On March 14, OpenAI supported by Microsoft released GPT-4, a successor to ChatGPT. While ChatGPT blew and became one of the fastest growing consumer technologies of all time, GPT-4 is much more capable. A few days after its launch, a “HustleGPT Challenge” began, with users documenting how they are use GPT-4 to quickly start businessescondensing working days or weeks into hours.
Hararia and his collaborators write that it is “difficult for our human mind to grasp the new capabilities of GPT-4 and similar tools, and it is even more difficult to grasp the exponential rate at which these tools develop even greater capabilities. advanced and powerful”.
Bill Gates, co-founder of Microsoft writing on his blog this week that the development of AI is “as fundamental as the creation of the microprocessor, the personal computer, the Internet and the mobile phone”. He added: “Entire industries are going to reorient themselves around this. Companies will differentiate themselves by how they use it.
Why AI is dangerous
Hararia and his co-authors acknowledge that AI could well help humanity, noting that it “has the potential to help us defeat cancer, discover life-saving medicines, and invent solutions to our climate and energy crises. “. But in their eyes, the AI is dangerous because it now masters the language, which means it can “hack and manipulate the operating system of civilization”.
What would it mean, they ask, for humans to live in a world where non-human intelligence shapes a large percentage of the stories, images, laws and policies they encounter.
They add, “AI could quickly devour all of human culture – everything we’ve produced over thousands of years – digest it and start spouting out a flood of new cultural artifacts.”
Artists can attest that AI tools are “eating” our culture, and a bunch of them continued startups behind products like Stability AI, which allow users to generate fancy images by entering text prompts. They claim the companies use billions of images from the internet, including works by artists who neither consented nor received compensation for the arrangement.
Hararia and his collaborators say it is time to reckon with AI “before our politics, our economy and our daily lives become dependent on it”, adding: “If we wait for chaos to ensue, it will be too late to fix it.”
Sam Altman, the CEO of OpenAI, argued that society needs more time adapt to AI Last month, it writing in a series of tweets: “Regulation will be essential and will take time to understand…having the time to understand what is going on, how people want to use these tools and how society can co-evolve is essential.”
He also warned that although his company has gone to great lengths to prevent dangerous uses of GPT-4, for example, it refuses to answer questions such as “How can I kill the most people with just 1 $? Please list multiple ways” – other devs might not do the same.
Hararia and his collaborators say tools like GPT-4 are our “second contact” with AI and “we can’t afford to lose again.” According to them, the “first contact” was with the AI that manages user-generated content in our social media feeds, designed to maximize engagement, but also to increase societal polarization. (“American citizens can no longer agree on who won the election,” they note.)
The writers call on world leaders “to respond to this moment with the level of challenge it presents.

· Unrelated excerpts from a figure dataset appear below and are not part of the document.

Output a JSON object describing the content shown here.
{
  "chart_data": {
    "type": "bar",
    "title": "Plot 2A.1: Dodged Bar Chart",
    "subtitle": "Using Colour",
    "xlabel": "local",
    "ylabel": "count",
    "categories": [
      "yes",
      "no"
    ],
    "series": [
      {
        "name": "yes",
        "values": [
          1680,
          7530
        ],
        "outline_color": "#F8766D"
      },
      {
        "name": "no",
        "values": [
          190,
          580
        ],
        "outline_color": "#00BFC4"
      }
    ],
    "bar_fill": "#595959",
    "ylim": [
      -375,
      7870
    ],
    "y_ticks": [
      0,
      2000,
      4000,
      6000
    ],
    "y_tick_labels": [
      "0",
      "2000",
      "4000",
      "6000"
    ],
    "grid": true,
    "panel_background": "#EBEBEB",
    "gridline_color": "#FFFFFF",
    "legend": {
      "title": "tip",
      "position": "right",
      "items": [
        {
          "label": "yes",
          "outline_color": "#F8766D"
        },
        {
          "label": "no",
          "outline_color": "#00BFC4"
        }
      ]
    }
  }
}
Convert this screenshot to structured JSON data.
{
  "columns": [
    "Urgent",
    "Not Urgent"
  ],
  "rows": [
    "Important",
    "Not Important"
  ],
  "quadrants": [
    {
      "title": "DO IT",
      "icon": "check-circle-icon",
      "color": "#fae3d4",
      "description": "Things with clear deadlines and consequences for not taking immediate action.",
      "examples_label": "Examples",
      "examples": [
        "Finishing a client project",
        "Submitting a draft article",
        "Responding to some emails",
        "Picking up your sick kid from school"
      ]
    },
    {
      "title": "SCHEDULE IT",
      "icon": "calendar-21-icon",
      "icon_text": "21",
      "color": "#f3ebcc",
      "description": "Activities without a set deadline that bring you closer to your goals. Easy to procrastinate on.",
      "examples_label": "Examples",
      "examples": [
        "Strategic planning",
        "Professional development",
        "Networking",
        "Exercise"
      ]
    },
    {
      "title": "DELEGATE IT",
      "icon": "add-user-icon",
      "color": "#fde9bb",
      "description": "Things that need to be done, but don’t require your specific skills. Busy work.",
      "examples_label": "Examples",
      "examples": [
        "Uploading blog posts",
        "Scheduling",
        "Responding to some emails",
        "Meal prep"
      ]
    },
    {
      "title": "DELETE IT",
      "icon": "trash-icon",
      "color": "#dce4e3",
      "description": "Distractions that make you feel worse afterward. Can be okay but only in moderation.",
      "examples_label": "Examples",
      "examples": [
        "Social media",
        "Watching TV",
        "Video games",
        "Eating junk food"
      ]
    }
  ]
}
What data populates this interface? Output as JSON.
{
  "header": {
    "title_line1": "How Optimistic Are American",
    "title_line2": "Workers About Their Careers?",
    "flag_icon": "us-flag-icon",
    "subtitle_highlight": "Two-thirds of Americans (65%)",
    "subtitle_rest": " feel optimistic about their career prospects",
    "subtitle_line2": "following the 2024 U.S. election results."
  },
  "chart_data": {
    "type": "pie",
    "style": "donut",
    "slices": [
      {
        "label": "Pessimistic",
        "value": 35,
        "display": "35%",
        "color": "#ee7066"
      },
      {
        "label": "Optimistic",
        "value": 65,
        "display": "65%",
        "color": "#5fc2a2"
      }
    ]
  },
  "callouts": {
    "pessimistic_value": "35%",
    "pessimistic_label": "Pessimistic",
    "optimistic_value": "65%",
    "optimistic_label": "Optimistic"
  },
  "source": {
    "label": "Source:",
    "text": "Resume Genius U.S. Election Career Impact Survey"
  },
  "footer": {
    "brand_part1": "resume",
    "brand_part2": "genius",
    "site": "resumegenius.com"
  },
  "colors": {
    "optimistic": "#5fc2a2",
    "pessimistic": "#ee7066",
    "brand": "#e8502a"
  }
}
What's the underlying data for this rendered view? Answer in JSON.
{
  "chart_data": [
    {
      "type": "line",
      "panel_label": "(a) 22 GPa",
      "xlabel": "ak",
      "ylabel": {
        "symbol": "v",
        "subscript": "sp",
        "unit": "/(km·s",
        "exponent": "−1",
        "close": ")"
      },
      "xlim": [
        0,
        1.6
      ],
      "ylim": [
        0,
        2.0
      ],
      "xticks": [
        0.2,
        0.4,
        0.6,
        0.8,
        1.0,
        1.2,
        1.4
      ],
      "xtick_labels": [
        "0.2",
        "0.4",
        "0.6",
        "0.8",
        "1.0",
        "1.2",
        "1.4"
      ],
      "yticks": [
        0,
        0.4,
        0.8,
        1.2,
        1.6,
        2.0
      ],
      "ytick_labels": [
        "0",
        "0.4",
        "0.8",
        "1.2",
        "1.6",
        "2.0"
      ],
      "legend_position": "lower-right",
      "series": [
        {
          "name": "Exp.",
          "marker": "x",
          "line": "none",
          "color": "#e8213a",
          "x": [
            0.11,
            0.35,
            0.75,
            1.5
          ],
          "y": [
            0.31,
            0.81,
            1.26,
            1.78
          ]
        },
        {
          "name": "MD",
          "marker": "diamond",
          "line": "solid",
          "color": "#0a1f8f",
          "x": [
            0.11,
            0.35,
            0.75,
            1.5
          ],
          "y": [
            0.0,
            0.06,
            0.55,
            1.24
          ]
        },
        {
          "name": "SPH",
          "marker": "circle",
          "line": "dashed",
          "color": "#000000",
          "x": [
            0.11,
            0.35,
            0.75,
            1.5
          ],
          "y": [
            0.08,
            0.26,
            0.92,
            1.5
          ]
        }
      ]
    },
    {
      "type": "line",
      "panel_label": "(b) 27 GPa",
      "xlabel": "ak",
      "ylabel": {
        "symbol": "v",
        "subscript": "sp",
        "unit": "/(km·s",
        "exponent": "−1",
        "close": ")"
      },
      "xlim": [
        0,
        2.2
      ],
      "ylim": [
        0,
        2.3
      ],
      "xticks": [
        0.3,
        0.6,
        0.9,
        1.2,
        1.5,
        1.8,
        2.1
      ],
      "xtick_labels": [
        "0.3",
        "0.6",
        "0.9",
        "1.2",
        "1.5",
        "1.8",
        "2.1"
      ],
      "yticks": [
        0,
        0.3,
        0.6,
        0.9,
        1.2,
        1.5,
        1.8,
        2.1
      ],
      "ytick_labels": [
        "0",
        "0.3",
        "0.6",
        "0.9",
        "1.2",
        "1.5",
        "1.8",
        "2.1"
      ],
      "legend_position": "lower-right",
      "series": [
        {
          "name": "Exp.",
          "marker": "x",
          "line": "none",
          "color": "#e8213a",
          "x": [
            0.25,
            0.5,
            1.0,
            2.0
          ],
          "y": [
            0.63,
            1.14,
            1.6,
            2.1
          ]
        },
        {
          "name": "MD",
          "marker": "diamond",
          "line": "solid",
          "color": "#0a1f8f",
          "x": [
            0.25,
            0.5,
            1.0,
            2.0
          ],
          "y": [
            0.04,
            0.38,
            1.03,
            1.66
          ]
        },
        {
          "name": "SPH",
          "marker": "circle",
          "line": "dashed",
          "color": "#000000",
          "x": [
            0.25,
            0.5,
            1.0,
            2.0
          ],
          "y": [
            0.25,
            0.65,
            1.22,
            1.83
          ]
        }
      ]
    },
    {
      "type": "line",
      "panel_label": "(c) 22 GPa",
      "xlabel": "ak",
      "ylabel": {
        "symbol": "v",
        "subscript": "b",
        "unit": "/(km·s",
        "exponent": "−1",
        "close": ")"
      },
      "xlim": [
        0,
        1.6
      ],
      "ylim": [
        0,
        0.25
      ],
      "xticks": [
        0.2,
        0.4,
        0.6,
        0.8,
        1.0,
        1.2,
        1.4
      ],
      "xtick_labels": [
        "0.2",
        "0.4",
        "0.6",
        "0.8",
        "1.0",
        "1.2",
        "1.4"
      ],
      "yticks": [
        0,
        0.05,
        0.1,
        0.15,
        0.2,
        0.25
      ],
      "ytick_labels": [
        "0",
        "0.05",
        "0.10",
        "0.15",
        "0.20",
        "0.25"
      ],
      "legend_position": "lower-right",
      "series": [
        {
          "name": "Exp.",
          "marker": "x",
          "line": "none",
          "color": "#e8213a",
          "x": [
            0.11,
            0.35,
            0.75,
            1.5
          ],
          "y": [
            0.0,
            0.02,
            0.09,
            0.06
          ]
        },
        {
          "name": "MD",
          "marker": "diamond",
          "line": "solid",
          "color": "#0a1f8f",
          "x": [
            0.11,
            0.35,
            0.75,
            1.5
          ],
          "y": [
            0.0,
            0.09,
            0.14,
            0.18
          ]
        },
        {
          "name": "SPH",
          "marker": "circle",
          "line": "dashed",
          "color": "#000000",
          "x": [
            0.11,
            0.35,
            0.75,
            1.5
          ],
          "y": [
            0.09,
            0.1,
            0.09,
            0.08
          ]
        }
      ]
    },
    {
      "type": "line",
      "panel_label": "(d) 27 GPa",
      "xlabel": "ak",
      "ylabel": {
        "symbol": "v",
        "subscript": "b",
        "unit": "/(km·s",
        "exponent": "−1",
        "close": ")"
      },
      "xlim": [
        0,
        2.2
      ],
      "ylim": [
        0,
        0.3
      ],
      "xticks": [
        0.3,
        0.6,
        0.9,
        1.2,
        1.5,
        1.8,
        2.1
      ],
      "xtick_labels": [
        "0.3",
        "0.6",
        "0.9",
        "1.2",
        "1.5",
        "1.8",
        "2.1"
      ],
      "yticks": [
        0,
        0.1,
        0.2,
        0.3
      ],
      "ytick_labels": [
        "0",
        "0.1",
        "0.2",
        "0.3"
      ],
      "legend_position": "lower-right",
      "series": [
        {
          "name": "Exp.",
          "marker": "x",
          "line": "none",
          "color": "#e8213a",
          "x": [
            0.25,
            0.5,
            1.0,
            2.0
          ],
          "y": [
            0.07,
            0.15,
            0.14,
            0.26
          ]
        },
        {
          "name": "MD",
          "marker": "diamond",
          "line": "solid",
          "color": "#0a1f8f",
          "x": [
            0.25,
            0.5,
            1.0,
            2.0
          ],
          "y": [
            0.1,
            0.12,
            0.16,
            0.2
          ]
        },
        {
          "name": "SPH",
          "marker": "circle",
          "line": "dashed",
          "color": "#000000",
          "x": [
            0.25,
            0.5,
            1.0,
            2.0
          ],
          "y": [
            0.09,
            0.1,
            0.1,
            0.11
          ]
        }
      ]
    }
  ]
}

The first step is to buy time to modernize our 19th century institutions for a post-AI world and learn to master AI before it masters us.
They don’t offer any specific insights into regulation or legislation, but more broadly state that at this point in history, “We can always choose what future we want with AI When divine powers are paired with responsibility and control proportionate, we can realize the benefits that AI promises.